Haemorrhoid Banding – Procedure and Complications

Haemorrhoids are blood vessels around the anus (back passage). They can get enlarged due to excessive straining (constipation, heavy lifting and coughing). Enlarged haemorrhoid can cause bleeding, itchiness and sometimes can be very painful.

There are 2 types of haemorrhoids- internal and external.

The internal haemorrhoids are the common cause of bleeding and can prolapse out when defecating. They are usually treated with haemorrhoid banding.

The external haemorrhoids are covered by skin and can cause pain and bleeding if a blood vessel underneath the skin ruptures and stretches the skin. They are not true haemorrhoids and are considered Thrombosed perianal Haematoma. These rarely require surgery. Usually settles with ice packs and topical haemorrhoidal ointments. They may residual skin tags after the haematoma has resolved.

Internal Haemorrhoids are usually treated with Haemorrhoid banding. The rubber band cuts off the blood supply to the haemorrhoid and after 10-14 days it will drop off. Occasionally, they may drop off very early. Very large, prolapsed haemorrhoids may need surgical excision which can only be done in a hospital setting. Your doctor will provide that information either at the end of the consultation or procedure.

Haemorrhoid Banding - Procedure and Complications, SA

Rubber band ligation involves grasping the haemorrhoids with a special device and placing a rubber band at the base of the haemorrhoid. Usually, 3-4 rubber bands are placed. This is followed by injecting local anaesthetic and placing Paracetamol and Indocid/Voltaren in the back passage for pain relief. The procedure can be repeated if bleeding returns. It’s important to avoid constipation by increasing fibre and water intake or adding a gentle stool softener. Inadequate management of constipation will lead to haemorrhoid symptoms reoccurring.

The complications of rubber band ligation. Generally, it’s a safe procedure but complications do occur.

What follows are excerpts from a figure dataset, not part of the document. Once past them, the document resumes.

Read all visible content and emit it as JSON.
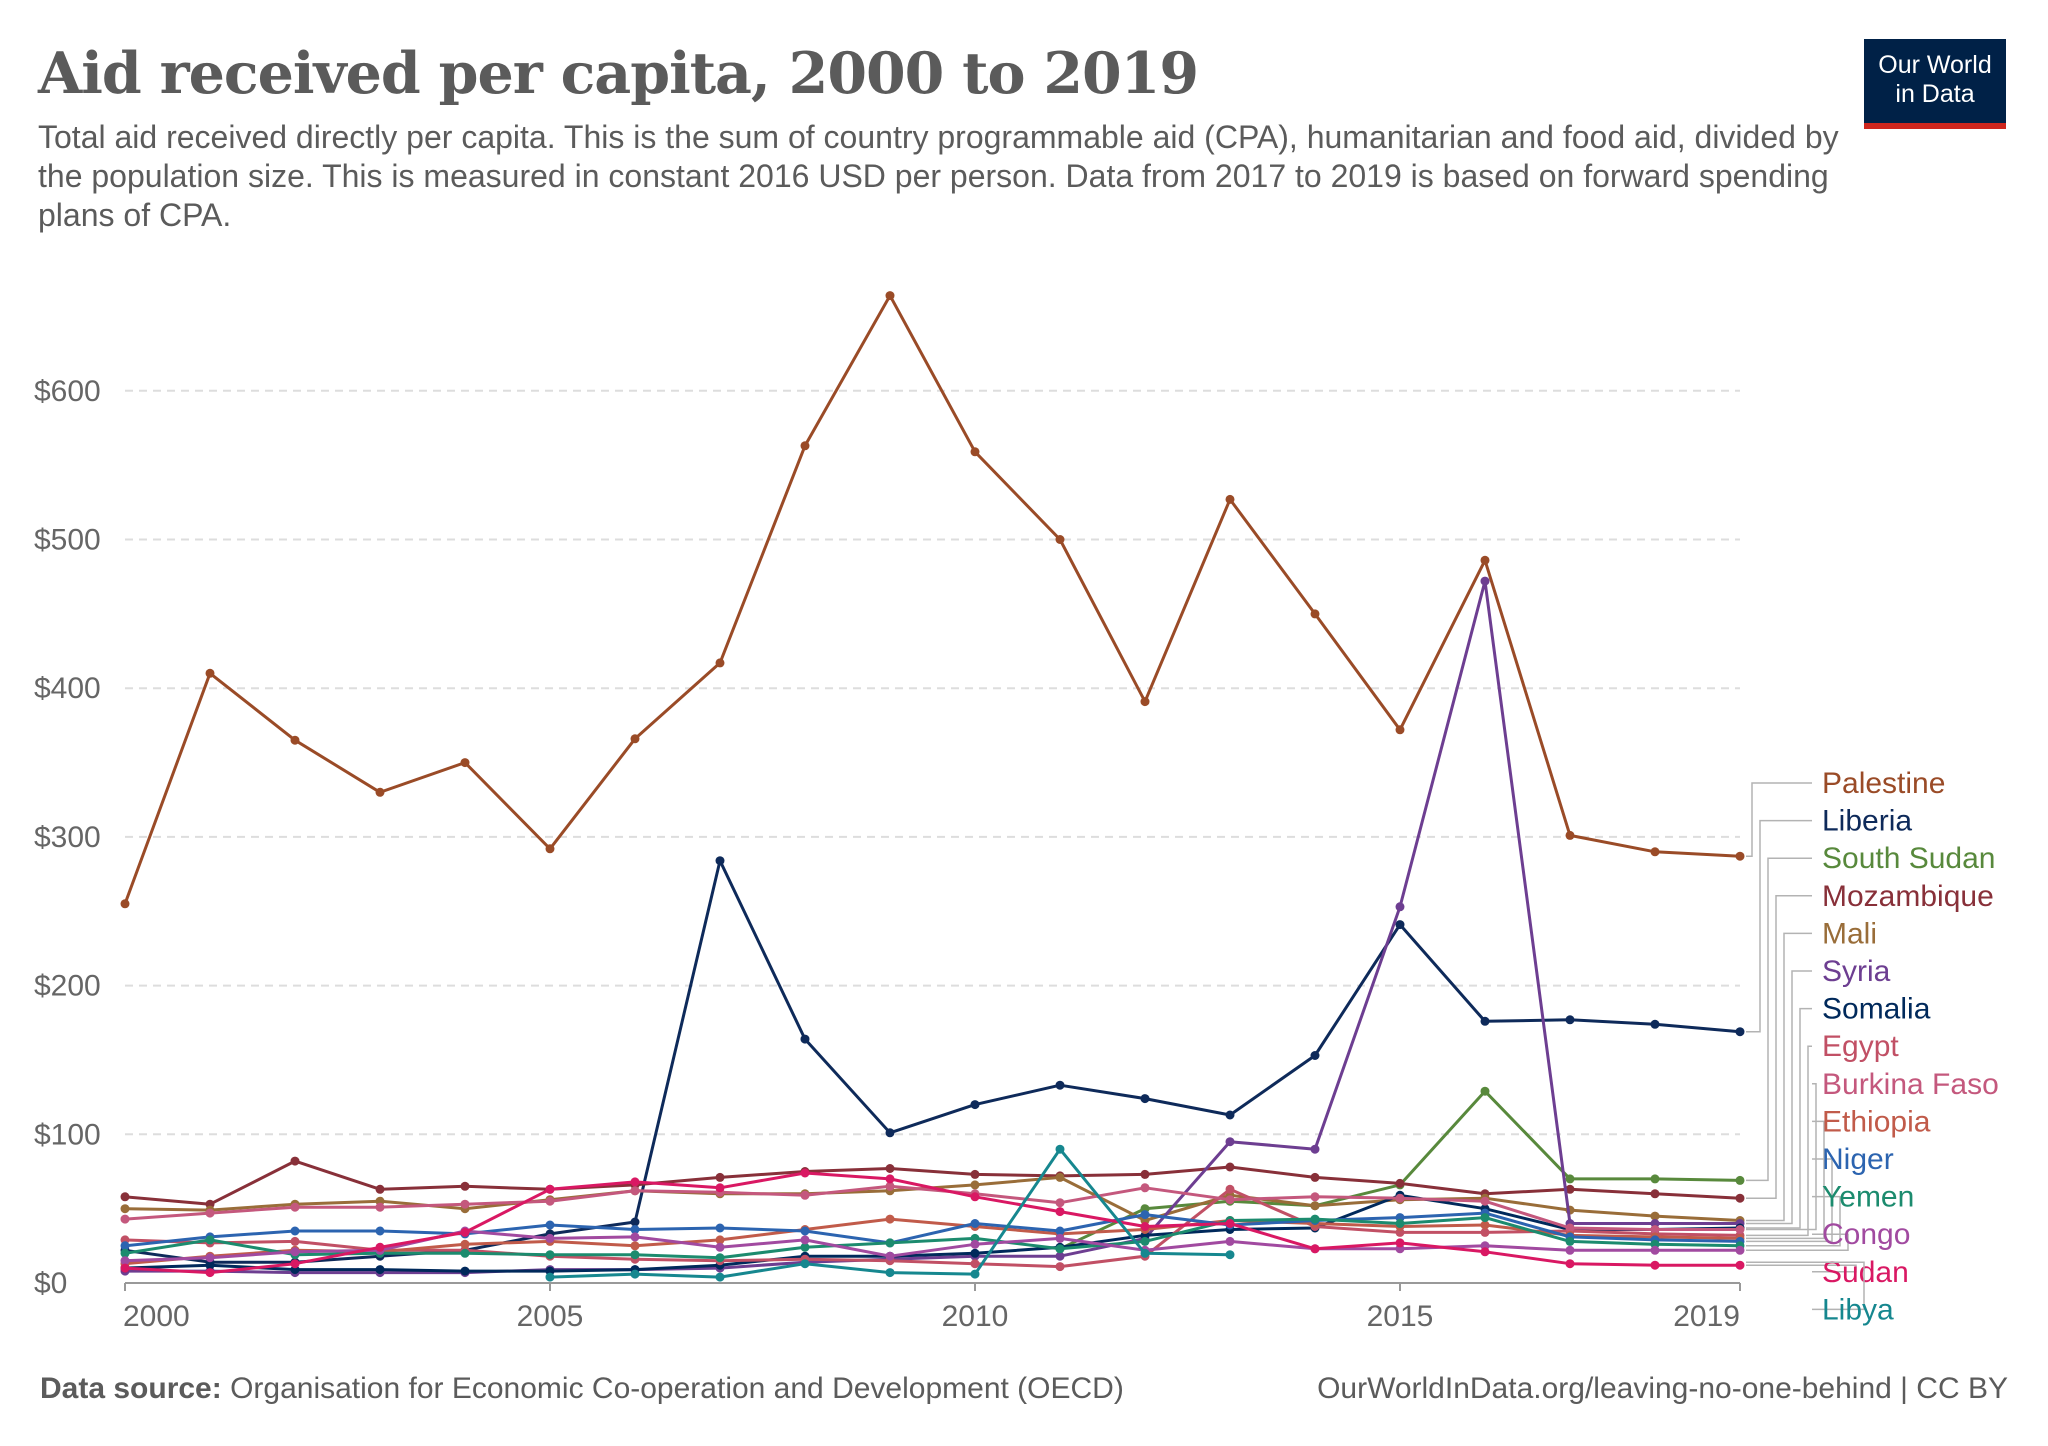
{
  "header": {
    "title": "Aid received per capita, 2000 to 2019",
    "subtitle": "Total aid received directly per capita. This is the sum of country programmable aid (CPA), humanitarian and food aid, divided by the population size. This is measured in constant 2016 USD per person. Data from 2017 to 2019 is based on forward spending plans of CPA."
  },
  "logo": {
    "line1": "Our World",
    "line2": "in Data"
  },
  "footer": {
    "source_label": "Data source:",
    "source_text": "Organisation for Economic Co-operation and Development (OECD)",
    "url_license": "OurWorldInData.org/leaving-no-one-behind | CC BY"
  },
  "colors": {
    "brand_navy": "#002147",
    "brand_red": "#ce261e",
    "grid": "#dddddd",
    "text": "#5b5b5b"
  },
  "chart_data": {
    "type": "line",
    "title": "Aid received per capita, 2000 to 2019",
    "xlabel": "",
    "ylabel": "",
    "xlim": [
      2000,
      2019
    ],
    "ylim": [
      0,
      660
    ],
    "x_ticks": [
      2000,
      2005,
      2010,
      2015,
      2019
    ],
    "x_tick_labels": [
      "2000",
      "2005",
      "2010",
      "2015",
      "2019"
    ],
    "y_ticks": [
      0,
      100,
      200,
      300,
      400,
      500,
      600
    ],
    "y_tick_labels": [
      "$0",
      "$100",
      "$200",
      "$300",
      "$400",
      "$500",
      "$600"
    ],
    "grid": true,
    "legend": "right",
    "x": [
      2000,
      2001,
      2002,
      2003,
      2004,
      2005,
      2006,
      2007,
      2008,
      2009,
      2010,
      2011,
      2012,
      2013,
      2014,
      2015,
      2016,
      2017,
      2018,
      2019
    ],
    "series": [
      {
        "name": "Palestine",
        "color": "#9a4b27",
        "values": [
          255,
          410,
          365,
          330,
          350,
          292,
          366,
          417,
          563,
          664,
          559,
          500,
          391,
          527,
          450,
          372,
          486,
          301,
          290,
          287
        ]
      },
      {
        "name": "Liberia",
        "color": "#0e2a5a",
        "values": [
          22,
          14,
          14,
          18,
          22,
          33,
          41,
          284,
          164,
          101,
          120,
          133,
          124,
          113,
          153,
          241,
          176,
          177,
          174,
          169
        ]
      },
      {
        "name": "South Sudan",
        "color": "#58893c",
        "values": [
          null,
          null,
          null,
          null,
          null,
          null,
          null,
          null,
          null,
          null,
          null,
          23,
          50,
          55,
          52,
          66,
          129,
          70,
          70,
          69
        ]
      },
      {
        "name": "Mozambique",
        "color": "#883039",
        "values": [
          58,
          53,
          82,
          63,
          65,
          63,
          66,
          71,
          75,
          77,
          73,
          72,
          73,
          78,
          71,
          67,
          60,
          63,
          60,
          57
        ]
      },
      {
        "name": "Mali",
        "color": "#996d39",
        "values": [
          50,
          49,
          53,
          55,
          50,
          56,
          62,
          60,
          60,
          62,
          66,
          71,
          42,
          59,
          52,
          56,
          57,
          49,
          45,
          42
        ]
      },
      {
        "name": "Syria",
        "color": "#6d3e91",
        "values": [
          8,
          8,
          7,
          7,
          7,
          9,
          9,
          10,
          14,
          16,
          18,
          18,
          30,
          95,
          90,
          253,
          472,
          40,
          40,
          40
        ]
      },
      {
        "name": "Somalia",
        "color": "#00295b",
        "values": [
          10,
          12,
          9,
          9,
          8,
          8,
          9,
          12,
          18,
          18,
          20,
          24,
          32,
          36,
          37,
          59,
          50,
          36,
          36,
          37
        ]
      },
      {
        "name": "Egypt",
        "color": "#c15065",
        "values": [
          29,
          27,
          28,
          22,
          22,
          18,
          16,
          15,
          16,
          15,
          13,
          11,
          18,
          63,
          38,
          34,
          34,
          35,
          33,
          32
        ]
      },
      {
        "name": "Burkina Faso",
        "color": "#c4587d",
        "values": [
          43,
          47,
          51,
          51,
          53,
          55,
          62,
          61,
          59,
          65,
          60,
          54,
          64,
          56,
          58,
          57,
          55,
          37,
          36,
          36
        ]
      },
      {
        "name": "Ethiopia",
        "color": "#c15b4a",
        "values": [
          13,
          18,
          22,
          21,
          26,
          28,
          25,
          29,
          36,
          43,
          38,
          33,
          36,
          42,
          40,
          38,
          39,
          32,
          31,
          30
        ]
      },
      {
        "name": "Niger",
        "color": "#2c64b0",
        "values": [
          25,
          31,
          35,
          35,
          33,
          39,
          36,
          37,
          35,
          27,
          40,
          35,
          46,
          39,
          42,
          44,
          47,
          31,
          29,
          28
        ]
      },
      {
        "name": "Yemen",
        "color": "#1c8b6e",
        "values": [
          20,
          29,
          19,
          20,
          20,
          19,
          19,
          17,
          24,
          27,
          30,
          23,
          28,
          42,
          43,
          40,
          44,
          28,
          26,
          25
        ]
      },
      {
        "name": "Congo",
        "color": "#a14aa0",
        "values": [
          15,
          17,
          21,
          22,
          35,
          30,
          31,
          24,
          29,
          18,
          26,
          30,
          22,
          28,
          23,
          23,
          25,
          22,
          22,
          22
        ]
      },
      {
        "name": "Sudan",
        "color": "#d91863",
        "values": [
          10,
          7,
          13,
          24,
          34,
          63,
          68,
          64,
          74,
          70,
          58,
          48,
          38,
          40,
          23,
          27,
          21,
          13,
          12,
          12
        ]
      },
      {
        "name": "Libya",
        "color": "#16878f",
        "values": [
          null,
          null,
          null,
          null,
          null,
          4,
          6,
          4,
          13,
          7,
          6,
          90,
          20,
          19,
          null,
          null,
          null,
          null,
          null,
          null
        ]
      }
    ]
  }
}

  • Pain is common- it can last up to 48 hours. It can be associated with nausea, shaking, light-headedness and urinary retention (difficulty in emptying the bladder). 
  • Pain on defecation can indicate a presence of tear such as anal fissure which can be treated with laxatives and application of Rectogesic ointment on the opening of the back passage
  • Bleeding can occur initially but also at 10-14 days after the procedure when the haemorrhoid and the band drops off. Rarely, the patients can experience severe bleeding requiring presentation to the emergency department
  • Occasionally, the bands may drop in the first few days.
  • Infection of the back passage may happen in some cases. These patients may experience pain, bleeding, and discharge usually after 5-7 days after the procedure. They may need to visit their local doctor to obtain oral antibiotics.
  • In some cases, the bleeding will persist after banding and require further banding or surgical procedure such as haemorhoidal artery ligation or excision which can only be done in the hospital setting.